The 32 finalists across four categories have converged on the national capital for a series of events leading up to Wednesday night’s awards ceremony.
Among them will be a breakfast to honour the work of Indigenous finalists, as well as a lunch at the National Gallery of Australia.
The group of finalists will also meet with Prime Minister Anthony Albanese at the Lodge for a morning tea, the same event in 2022 where images were captured of former winner Grace Tame side-eyeing Scott Morrison.
This year’s Australian of the Year finalists include human rights activist Craig Foster, migrant leader John Kamara, Indigenous musician William Barton, insect farming pioneer Olympia Yarger, documentary maker Taryn Brumfitt, Land Council chair Samuel Bush-Blanasi, paediatrician Angraj Khillan and end-of-life care advocate Samar Aoun.
This year’s awards also marks the 20th anniversary of the inclusion of the Local Hero award, which recognises the work of community leaders across the country.
Among them is Victorian finalist Belinda Hill, who is the founder of Mums of the Hills, an organisation that helps connect mothers in the Yarra and Dandenong ranges region.
“We founded it to make sure that there is proper connection for mums throughout their entire journey as a mother, either being pregnant, right through to being grandparents,” she told AAP.
“We also provide opportunities to respond, to prepare and recover from natural disasters.”
Local Hero nominee from WA James Murphy started up the Town Team Movement as a way to help inspire people to improve their communities.
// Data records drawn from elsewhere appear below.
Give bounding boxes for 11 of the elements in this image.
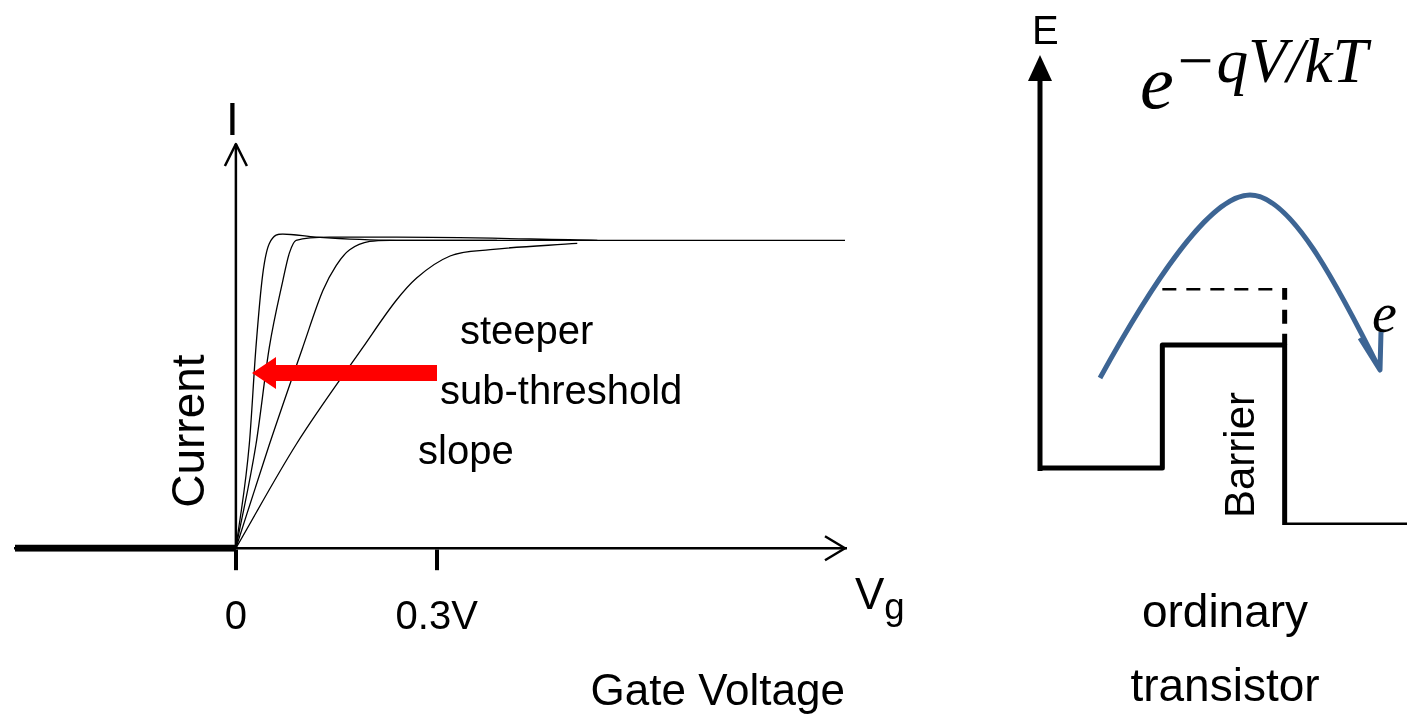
x-tick-label: 0 (224, 593, 248, 638)
x-axis-title: Gate Voltage (590, 664, 845, 714)
annotation: Barrier (1216, 391, 1263, 519)
annotation: e (1372, 282, 1397, 344)
y-axis-title: Current (161, 354, 214, 508)
x-tick-label: 0.3V (395, 593, 479, 638)
text: I (226, 93, 239, 145)
annotation: steeper sub-threshold slope (418, 307, 683, 474)
y-axis-title: E (1032, 8, 1059, 53)
text: V$_{g}$ (855, 569, 905, 627)
text: ordinary transistor (1129, 584, 1321, 713)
Since it was set up, the movement now has more than 110 teams helping to foster connections within local areas, such as street festivals, working bees and food co-ops.
“People are becoming a lot more cognisant of the importance of being connected with with others,” he said.
“Any sort of local network that you can tap into in your local community is of benefit to a better life overall.”
The Northern Territory’s Young Australian of the Year finalist Jahadi Vigona has been recognised for his role as an Indigenous community leader.
Among his many endeavours, the Tiwi Islands man helps to run mental health education program within schools in the NT.
“It makes me really proud actually, just to know that there’s so many like-minded people like myself who are wanting to help the world around them and make an impact and change it for the better,” he said.
“I also advocate for young people to have opportunities, to make sure that they look after their health and making sure that those opportunities have been supported in the NT.”